Colorectal cancer (CRC) is the third most common cancer worldwide. While the incidence and the mortality rate of colorectal cancer has decreased due to effective cancer screening, CRC is still the second most common cause of cancer-related deaths in the Western world (1) and 20% of patients with CRC have metastases at time of diagnosis (2).
Advances in CRC therapy as combination of chemotherapy with targeted agents and supportive care have led to significant improvement in survival rates for CRC patients. However, metastatic colorectal cancer (mCRC) remains to have poor prognosis with with an approximately 2-year survival (3).
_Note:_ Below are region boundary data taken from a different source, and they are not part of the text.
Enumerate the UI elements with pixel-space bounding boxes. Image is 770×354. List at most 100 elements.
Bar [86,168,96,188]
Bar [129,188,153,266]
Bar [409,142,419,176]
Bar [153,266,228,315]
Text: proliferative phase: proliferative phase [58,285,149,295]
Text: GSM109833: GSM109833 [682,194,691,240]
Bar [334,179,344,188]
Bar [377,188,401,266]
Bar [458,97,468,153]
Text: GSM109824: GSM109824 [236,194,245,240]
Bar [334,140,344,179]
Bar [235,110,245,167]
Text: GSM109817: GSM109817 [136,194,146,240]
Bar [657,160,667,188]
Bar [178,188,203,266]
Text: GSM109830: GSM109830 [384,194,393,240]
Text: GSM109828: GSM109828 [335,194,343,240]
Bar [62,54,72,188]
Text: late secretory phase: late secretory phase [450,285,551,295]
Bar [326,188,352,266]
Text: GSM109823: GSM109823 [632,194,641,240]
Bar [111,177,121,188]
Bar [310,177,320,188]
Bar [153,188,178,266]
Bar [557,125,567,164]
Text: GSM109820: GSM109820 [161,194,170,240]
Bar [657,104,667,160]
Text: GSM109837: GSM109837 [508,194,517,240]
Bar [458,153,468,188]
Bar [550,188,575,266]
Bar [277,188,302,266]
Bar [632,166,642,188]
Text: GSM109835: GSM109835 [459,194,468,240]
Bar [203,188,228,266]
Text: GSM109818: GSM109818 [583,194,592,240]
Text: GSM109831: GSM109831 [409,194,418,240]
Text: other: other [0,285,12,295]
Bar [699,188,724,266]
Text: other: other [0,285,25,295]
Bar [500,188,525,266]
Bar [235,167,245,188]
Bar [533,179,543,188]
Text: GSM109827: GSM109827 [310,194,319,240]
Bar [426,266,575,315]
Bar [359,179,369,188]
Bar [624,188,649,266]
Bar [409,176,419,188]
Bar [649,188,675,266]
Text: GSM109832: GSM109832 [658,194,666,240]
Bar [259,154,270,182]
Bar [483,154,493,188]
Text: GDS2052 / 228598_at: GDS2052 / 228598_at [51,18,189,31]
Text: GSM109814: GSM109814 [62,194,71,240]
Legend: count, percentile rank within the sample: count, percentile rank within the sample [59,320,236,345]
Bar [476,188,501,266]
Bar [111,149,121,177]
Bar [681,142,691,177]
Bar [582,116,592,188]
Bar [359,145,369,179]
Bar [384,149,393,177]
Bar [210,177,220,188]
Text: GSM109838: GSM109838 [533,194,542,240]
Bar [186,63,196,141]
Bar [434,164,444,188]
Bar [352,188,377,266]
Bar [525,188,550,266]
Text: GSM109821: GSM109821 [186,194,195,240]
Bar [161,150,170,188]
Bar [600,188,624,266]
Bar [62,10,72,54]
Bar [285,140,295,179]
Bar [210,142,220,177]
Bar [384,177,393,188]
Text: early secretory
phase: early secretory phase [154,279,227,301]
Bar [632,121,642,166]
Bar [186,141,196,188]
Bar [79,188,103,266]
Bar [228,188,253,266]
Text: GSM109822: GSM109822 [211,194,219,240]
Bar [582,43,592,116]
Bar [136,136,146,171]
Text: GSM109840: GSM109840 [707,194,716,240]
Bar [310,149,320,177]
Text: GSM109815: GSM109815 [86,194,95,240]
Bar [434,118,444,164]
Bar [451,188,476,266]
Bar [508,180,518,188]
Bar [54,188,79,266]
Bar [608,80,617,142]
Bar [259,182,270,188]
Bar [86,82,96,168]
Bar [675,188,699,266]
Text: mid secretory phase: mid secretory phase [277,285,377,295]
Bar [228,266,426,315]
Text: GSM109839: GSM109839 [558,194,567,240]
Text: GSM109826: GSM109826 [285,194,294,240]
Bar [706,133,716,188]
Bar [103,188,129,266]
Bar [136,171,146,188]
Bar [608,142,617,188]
A multitude of factors at diagnosis, including clinical parameters (age, performance status, comorbidities), biological properties of the tumor (local growth, distant metastasis, sidedness), molecular factors (KRAS, NRAS, and BRAF mutations) and biochemical markers such as carcinoembryonic antigen, lactate dehydrogenase, platelets, leucocytes, hemoglobin, alkaline phosphatase, albumin have important prognostic impact for outcome in mCRC (4,5). In recent decades, studies provided definitive evidence about the association between inflammation and cancer development (6,7).
The inflammation is essential for tumor microenvironment, and inflammatory cells can affect tumor proliferation, angiogenesis, metastasis, and genetic instability. Lymphocytes, macrophages, and granulocytes are involved in the anti-cancer battle (8). The main cell population in anti-cancer immune response is the population of cytotoxic T lymphocytes (CTLs) (9). Neutrophils may play a crucial role in inflammation driven tumorigenesis (10). Neutrophil population consists of pro- and antitumor subpopulations (11). It is controversy that neutrophil abundance correlates with a better prognosis. (12). Platelets release some tumor growth factors which play a significant role in cancer growth, progression, and metastasizing (13). In previous studies, elevated pretreatment neutrophil-to-lymphocyte ratio (NLR) and platelet-to-lymphocyte ratio (PLR) in peripheral blood were identified as independent prognostic factors. As a result, various studies have suggested that analysis of inflammatory factors could be helpful for predicting survival in cancer, including assessment of inflammatory cells in peripheral blood.
Fortunately, several parameters for predicting survival in patients with CRC have been identified, including such inflammatory-based prognostic parameters as NLR, PLR, white blood cell count, and platelet count (14,15).
NLR, calculated as neutrophil count divided by lymphocyte count, is the most frequently reported marker and is used in almost every stage of CRC (14,16,17). Increased NLR is associated with worse outcomes and poor response to adjuvant chemotherapy or radiotherapy (18, 19). PLR, defined as platelet count divided by lymphocyte count, is also gaining attention in some research (20). It is contradictory whether both indices are associated with first line chemotherapy response in patients with metastatic colorectal disease. Here, we present real-life data about the association of NLR and PLR with survival outcomes in patients with mCRC.